# key warning light



## egriffin (Jul 31, 2003)

A yellow key symbol appeared atop the speedometer. I searched the manual and found no reference to this. I searched the archives of this forum and didn't find any reference either. I assume this to mean the battery may be low in my key fob. Am I correct or does this mean something eles?
Thanks 
Ed


----------



## wkaml (Jan 12, 2003)

*Re: key warning light (egriffin)*


Do you mean that warning? - Well, you got a couple of options: Either you go to Radio Shack and pick up a battery type CR2032 Li-Mn 3V, or you order it at the VW dealership N-105-283-01 US$ 8.17
You can change the battery yourself. The second part on the side where the blue VW logo is, comes of, basically, the second half of that size. Just twist it off with your thumb.

Here is a picture that I just took for you.
I went through the same exercise about 1 week ago.








_[- change: spelling error -]_


_Modified by wkaml at 6:57 PM 8-28-2006_


----------



## egriffin (Jul 31, 2003)

*Re: key warning light (wkaml)*








Thanks for the reply and the pics. I'll make my way to Radio Shack tomorrow!


----------



## vwincident (Jul 3, 2004)

*Re: key warning light (wkaml)*

Do you have to get the key fob re-programed after you change the battery?


----------



## Salvatore1 (Aug 7, 2006)

*Re: key warning light (vwincident)*


_Quote, originally posted by *vwincident* »_Do you have to get the key fob re-programed after you change the battery? 

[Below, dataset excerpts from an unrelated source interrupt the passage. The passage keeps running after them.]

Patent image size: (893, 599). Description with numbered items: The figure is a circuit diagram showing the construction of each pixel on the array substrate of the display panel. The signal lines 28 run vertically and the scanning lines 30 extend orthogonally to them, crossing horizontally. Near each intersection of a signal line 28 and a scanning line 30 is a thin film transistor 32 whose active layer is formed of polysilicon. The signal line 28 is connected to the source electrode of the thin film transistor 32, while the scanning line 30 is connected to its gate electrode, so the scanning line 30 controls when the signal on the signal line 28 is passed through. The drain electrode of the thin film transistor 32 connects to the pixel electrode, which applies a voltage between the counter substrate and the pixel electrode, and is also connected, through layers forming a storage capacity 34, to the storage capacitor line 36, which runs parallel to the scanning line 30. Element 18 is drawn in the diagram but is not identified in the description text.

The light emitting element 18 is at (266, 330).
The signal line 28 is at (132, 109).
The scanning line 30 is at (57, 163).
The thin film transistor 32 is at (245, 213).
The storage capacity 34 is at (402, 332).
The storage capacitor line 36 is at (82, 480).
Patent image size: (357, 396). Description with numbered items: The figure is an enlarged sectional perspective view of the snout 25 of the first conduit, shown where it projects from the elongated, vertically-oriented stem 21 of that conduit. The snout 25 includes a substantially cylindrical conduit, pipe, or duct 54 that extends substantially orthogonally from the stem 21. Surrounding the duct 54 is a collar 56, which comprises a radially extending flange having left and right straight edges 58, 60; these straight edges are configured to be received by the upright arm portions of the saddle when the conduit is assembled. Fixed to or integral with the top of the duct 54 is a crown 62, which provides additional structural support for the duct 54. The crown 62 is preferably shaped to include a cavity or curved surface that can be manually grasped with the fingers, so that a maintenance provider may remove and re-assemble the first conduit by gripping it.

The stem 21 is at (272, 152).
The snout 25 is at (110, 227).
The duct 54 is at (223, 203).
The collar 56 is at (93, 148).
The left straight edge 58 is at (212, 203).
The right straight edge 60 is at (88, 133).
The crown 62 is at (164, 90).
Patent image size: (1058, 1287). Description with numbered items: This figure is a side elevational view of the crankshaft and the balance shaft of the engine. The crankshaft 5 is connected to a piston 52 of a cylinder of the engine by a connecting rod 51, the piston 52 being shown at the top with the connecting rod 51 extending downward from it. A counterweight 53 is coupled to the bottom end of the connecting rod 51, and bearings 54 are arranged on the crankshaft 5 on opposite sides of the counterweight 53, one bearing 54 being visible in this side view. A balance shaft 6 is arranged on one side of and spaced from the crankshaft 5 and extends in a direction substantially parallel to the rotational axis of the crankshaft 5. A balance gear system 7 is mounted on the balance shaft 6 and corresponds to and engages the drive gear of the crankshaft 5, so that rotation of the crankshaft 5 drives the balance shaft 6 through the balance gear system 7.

Yes, you have to synchronize it:
1. put the key in the door lock and open the car
2. turn on the ignition
BTW, if the battery in the key is empty there is also a green blinking light opposite the release button (on the key).


----------



## supertouareg (Jul 14, 2006)

hey salvatore! could you be more detailed in the steps to re-program they key fob, cause i had actually changed my battery a while back! and after i did that! i had endless problems with my keyless. 
I did not know that i had to synchronize it!
many thanks!


----------



## Salvatore1 (Aug 7, 2006)

*Re: (supertouareg)*

Hello Super-T,
According to the manual that's all you have to do. 
My T is not equipped with keyless entry (over here: too expensive & too risky beause easy to scan) but it is the same procedure.



_Modified by Salvatore1 at 3:45 PM 9-1-2006_


----------



## NoDubJustYet (Mar 25, 2002)

*Re: (Salvatore1)*

here's my problem:
no warning in the MFI.
green led starting flashing on the key itself.
changed battery.
remote function doesn't work.
followed manual's reprogram steps.
still doesn't work...
i can unlock the car the old fashioned way but the alarm doesn't disable. the truck starts, but the remote still doesn't work. the green led also doesn't function anymore.
any ideas?


_Modified by NoDubJustYet at 9:28 PM 8-27-2007_


----------



## henna gaijin (Jun 30, 2005)

*Re: (NoDubJustYet)*


_Quote, originally posted by *NoDubJustYet* »_any ideas?


Your battery is in upside down?
Dead replacement battery?


----------



## NoDubJustYet (Mar 25, 2002)

nope and nope.
i've tried every which way and even pulled the battery from the other T'reg key as well as both GTI keys (which use the same type of battery). no joy.
looks like it's off to the dealer. we bought the damn thing no more than a week ago. hopefully an issue such as this is under warranty...


----------



## cybulman (Dec 18, 2003)

Touareg Seat Key Fob Setting:
1. Place Key in ignition, start the car
2. With all doors closed, adjust your seat and mirrors to where you like them
3. Press the "Set" Button on the seat. 
4. Release the "Set" Button and immediately press and hold button "1", 2", or "3", depending on which seat you're trying to program
5. After you hear the car chime, IMMEDIATELY, and I do mean immediate turn the car off, take the key out of the ignition, and press and hold the "unlock" button on the remote. You will see the blinkers flash and the car chime. 
Courtesy: Unknown Author

Cy


----------



## NoDubJustYet (Mar 25, 2002)

okay...


----------



## scapie4 (Feb 4, 2004)

*Re: key warning light (wkaml)*

Hello, I changed the battery on my key everything works ok but the indicator on the MFI/ dash is still on displaying "key battery low". Checked also with the other remote and still the same. What do I need to do to turn off the MFI indicator??


----------